Mar 25, 2004 12:00 PM, Glenn Bischoff

LAS VEGAS -- Keynote speaker Mark Bowden, author of Black Hawk Down --the best-selling account of the failure by U.S. armed forces to dislodge a Somali drug lord that gave the military a black eye and had a profound effect on military procedures and American foreign policy -- told attendees of IWCE 2004 here today that modern telecommunications are "nothing short of a miracle."

Bowden, who describes himself as a "complete ignoramus" when it comes to understanding how communications networks work, provided details on his latest research project, a soon-to-be-published account of U.S. efforts to track down Columbian drug czar Pablo Escobar, which resulted in Escobar being gunned down by U.S. forces while on the run in 1993.

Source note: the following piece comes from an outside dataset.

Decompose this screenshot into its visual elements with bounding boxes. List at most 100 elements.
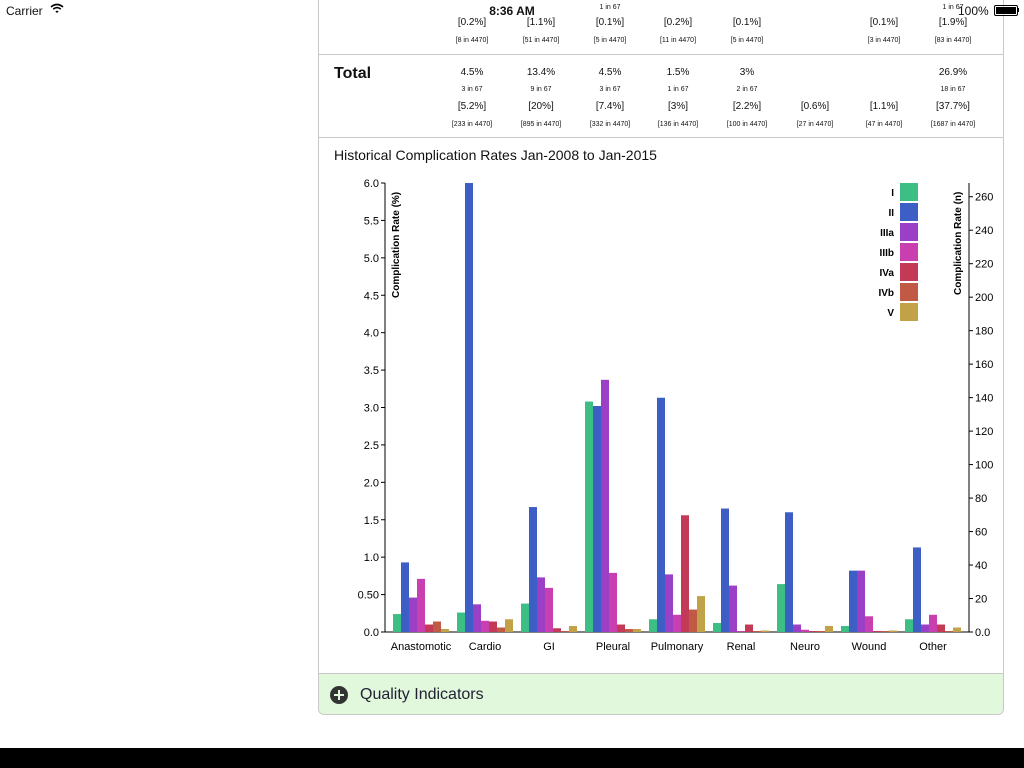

While Bowden might not have a grasp of how sophisticated communications work, he has a complete understanding of their significance. As he did in Black Hawk Down, Bowden focuses in Killing Pablo on sophisticated military communications systems and techniques, in this case the leading-edge surveillance methods used to track down Escobar and his legion of supporters. Two small ordinary-looking propeller-powered airplanes were central to the effort, according to Bowden.

"The plane itself is an antenna," he said. "They didn't draw a lot of attention, because when most people think of a spy plane, they think of something large and bulbous-looking, with lots of things sticking out of it."

The planes were capable of monitoring the communications of Escobar and his crew -- an organization that, at its peak, was responsible for producing and distributing about 80% of the cocaine used in the U.S. and Europe -- through "sophisticated" triangulation techniques, and were able to pinpoint their locations in a "very rapid" fashion, Bowden said. Escobar had fled the prison in which he had been loosely incarcerated after the Columbian government began to crack down on his escapades from within the facility, which included running his cocaine distribution network and ordering executions of his enemies.

In the end, Escobar fell victim to basic human instincts, Bowden said.

"He was gunned down while talking to his son on a cell phone," Bowden said. "He was concerned that [his enemies] would target his wife and children--with good reason, because they had killed other family members -- and he was checking on their safety."

While extolling the virtues of advanced communications, Bowden also spoke of the downside.

"Terrorists all over the world can plot and meet as if they're all in the same room," he said. "Law enforcement is going to have to learn how to function in a new world."